Luckily for the impatience of Tom, the quarters of the captain were at hand, and the promised entertainment by no means slow in making its appearance. The former was an apartment that opened from a lesser gallery, which communicated with the principal passage already mentioned; and the latter was a bountiful but ungarnished supply of that staple of the British Isles, called roast beef; of which the kitchen of Colonel Howard was never without a due and loyal provision,—The sergeant, who certainly understood one of the signs of his captain to imply an attack on the citadel of the cockswain's brain, mingled, with his own hands, a potation that he styled a rummer of grog, and which he thought would have felled the animal itself that Tom was so diligently masticating, had it been alive and in its vigor. Every calculation that was made on the infirmity of the cockswain's intellect, under the stimulus of Jamaica, was, however, futile. He swallowed glass after glass, with prodigious relish, but, at the same time, with immovable steadiness; and the eyes of the sergeant, who felt it incumbent to do honor to his own cheer, were already glistening in his head, when, happily for the credit of his heart, a tap at the door announced the presence of his captain, and relieved him from the impending disgrace of being drunk blind by a recruit.
As Borroughcliffe entered the apartment, he commanded his orderly to retire, adding:
“Mr.

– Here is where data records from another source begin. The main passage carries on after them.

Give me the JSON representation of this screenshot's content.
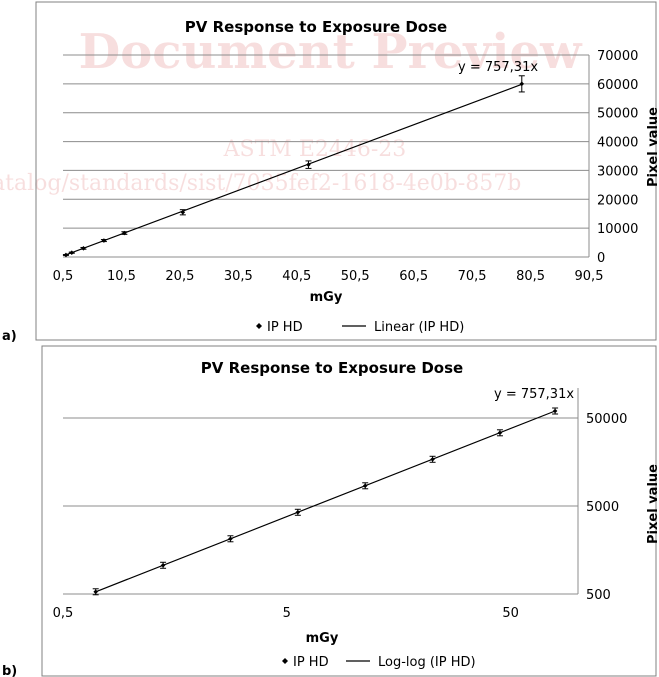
{
  "watermark": {
    "line1": "Document Preview",
    "line2": "ASTM E2446-23",
    "line3": "atalog/standards/sist/7035fef2-1618-4e0b-857b",
    "color": "#d23a3a"
  },
  "chart_data": [
    {
      "panel_label": "a)",
      "type": "scatter",
      "title": "PV Response to Exposure Dose",
      "xlabel": "mGy",
      "ylabel": "Pixel value",
      "xlim": [
        0.5,
        90.5
      ],
      "ylim": [
        0,
        70000
      ],
      "x_ticks": [
        "0,5",
        "10,5",
        "20,5",
        "30,5",
        "40,5",
        "50,5",
        "60,5",
        "70,5",
        "80,5",
        "90,5"
      ],
      "y_ticks": [
        "0",
        "10000",
        "20000",
        "30000",
        "40000",
        "50000",
        "60000",
        "70000"
      ],
      "grid": true,
      "legend_position": "bottom",
      "equation": "y = 757,31x",
      "trendline": {
        "name": "Linear (IP HD)",
        "slope": 757.31
      },
      "series": [
        {
          "name": "IP HD",
          "x": [
            1.0,
            2.0,
            4.0,
            7.5,
            11.0,
            21.0,
            42.5,
            79.0
          ],
          "y": [
            700,
            1500,
            3000,
            5700,
            8300,
            15500,
            32000,
            60000
          ],
          "error": [
            150,
            200,
            300,
            350,
            450,
            900,
            1300,
            2800
          ]
        }
      ],
      "legend": {
        "series_label": "IP HD",
        "trend_label": "Linear (IP HD)"
      }
    },
    {
      "panel_label": "b)",
      "type": "scatter",
      "title": "PV Response to Exposure Dose",
      "xlabel": "mGy",
      "ylabel": "Pixel value",
      "x_scale": "log",
      "y_scale": "log",
      "xlim": [
        0.5,
        100
      ],
      "ylim": [
        500,
        80000
      ],
      "x_ticks": [
        {
          "value": 0.5,
          "label": "0,5"
        },
        {
          "value": 5,
          "label": "5"
        },
        {
          "value": 50,
          "label": "50"
        }
      ],
      "y_ticks": [
        {
          "value": 500,
          "label": "500"
        },
        {
          "value": 5000,
          "label": "5000"
        },
        {
          "value": 50000,
          "label": "50000"
        }
      ],
      "grid": true,
      "legend_position": "bottom",
      "equation": "y = 757,31x",
      "trendline": {
        "name": "Log-log (IP HD)",
        "slope": 757.31
      },
      "series": [
        {
          "name": "IP HD",
          "x": [
            0.7,
            1.4,
            2.8,
            5.6,
            11.2,
            22.4,
            44.8,
            79.0
          ],
          "y": [
            530,
            1060,
            2120,
            4240,
            8480,
            16960,
            33920,
            60000
          ]
        }
      ],
      "legend": {
        "series_label": "IP HD",
        "trend_label": "Log-log (IP HD)"
      }
    }
  ]
}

Dillon will give you instructions, which you are implicitly to obey.”
Drill, who had sense enough remaining to apprehend the displeasure of his officer, should the latter discover his condition, quickened his departure, and the cockswain soon found himself alone with the captain. The vigor of Tom's attacks on the remnant of the sirloin was now much abated, leaving in its stead that placid quiet which is apt to linger about the palate long after the cravings of the appetite have been appeased. He had seated himself on one of the trunks of Borroughcliffe, utterly disdaining the use of a chair; and, with the trencher in his lap, was using his own jack-knife on the dilapidated fragment of the ox, with something of that nicety with which the female ghoul of the Arabian Tales might be supposed to pick her rice with the point of her bodkin. The captain drew a seat nigh the cockswain; and, with a familiarity and kindness infinitely condescending, when the difference in their several conditions is considered, he commenced the following dialogue:
“I hope you have found your entertainment to your liking, Mr. a-a-I must own my ignorance of your name.”
“Tom,” said the cockswain, keeping his eyes roaming over the contents of the trencher; “commonly called long Tom, by my shipmates.”